My love,
Technically speaking, my love language is acts of service. Actions speak louder than words. I love when you hold the door for me, make me food, help me carry groceries, do the laundry with me. I love when you walk on the side closest to the road. I love when you put your hand on the small of my back to let me go in front of you to order my food. I love that you drive more carefully when I am in the car.
What I really want more than anything is the ability to feel every deep emotion, to think every philosophical thought, and to share a mutual understanding that I am innately passionate and intense and insane, and to be loved because of it, not in spite of it.
I am tired of feeling like I am too much. I want to be admired for my biggest childhood insecurity, which is now the thing I love most about myself.
I want you to love the parts of me that many call weak, too trusting. I want you to see me the way I see myself. I want you to see that I am strong for my ability to know myself and love myself and feel all that I feel, to be in tune with my deepest fears and emotions and to still hold a positive outlook when my world is falling apart.
I want you to know how to comfort me. I’m not asking for anything significant. You don’t have to share empathy with me. You don’t have to cry with me. You don’t have to say anything to take away my sadness. I just want kindness and comfort. A simple hug, a gentle touch. I want you to allow me to wallow. I want you to sit with me, let my tears stain your shirt. No eye rolling, no logical advice, just hold me as I cry. Sit with me the way my cat would. Sit with me as I read a book, just to feel your presence and support. We could be alone together. Because your company is warm and comforting.
Eventually, you will learn what makes me laugh when I’m crying. You will know my comfort shows, my comfort foods and my favorite blanket. You will learn that when I am sick I like to have herbal tea and soup with my ice-pack eye covers. But for now, I just need to know that you do not see my sensitivity as a negative thing. To love me is to love my deep feeling.

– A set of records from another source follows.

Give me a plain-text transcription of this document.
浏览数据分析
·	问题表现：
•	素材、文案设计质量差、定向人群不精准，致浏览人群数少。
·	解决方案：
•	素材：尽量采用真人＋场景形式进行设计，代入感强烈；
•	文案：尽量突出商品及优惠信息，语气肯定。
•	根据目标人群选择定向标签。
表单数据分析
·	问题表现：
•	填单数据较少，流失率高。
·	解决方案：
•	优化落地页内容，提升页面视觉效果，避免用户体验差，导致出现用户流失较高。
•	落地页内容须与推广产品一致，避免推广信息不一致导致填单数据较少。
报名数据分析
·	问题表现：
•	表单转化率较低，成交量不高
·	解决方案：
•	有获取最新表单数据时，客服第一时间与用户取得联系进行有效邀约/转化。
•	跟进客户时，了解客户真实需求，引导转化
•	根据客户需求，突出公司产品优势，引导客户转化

When I feel deeply, the world is beautiful, and it makes you ten times more beautiful to me. I want to send you every song lyric I write like a cat dropping a bird at your door. I want to pour every romantic thought into paper and not feel stupid doing it. I want to send you every Pinterest board, every poem that resonates, every essay or Goodreads review I write and know that you are paying close attention, accepting the truest parts of me with open arms. Because that is how I communicate, through art and music and writing. It is how I express myself. And to know that you appreciate it is to know that you appreciate me.
In return, I will peel an orange for you. I will de-seed a pomegranate for you. I will be there when you need emotional support and I will give you space when you need it. I will do the laundry; I hate doing the laundry. I want to wear your sweaters so much that they become our sweaters. I will fold clothes with you. I will clean my room and my car for you. I will make herbal tea and hot chocolate for you. I will watch your favorite show in full even though it has 1,132 episodes and some movies. I will wash dishes and cook you food. I will make it to the cash register before you do. I will do anything for you.
I will love you as hard as you love me. Because I need to love myself first. Can you meet me halfway?
Love,
Alaina ♡
Your posting is one of the most beautiful I’ve read in a while. It’s how I feel about my wife. All the daily things you describe are part of our lives together.
Can you meet me halfway is a great place to end.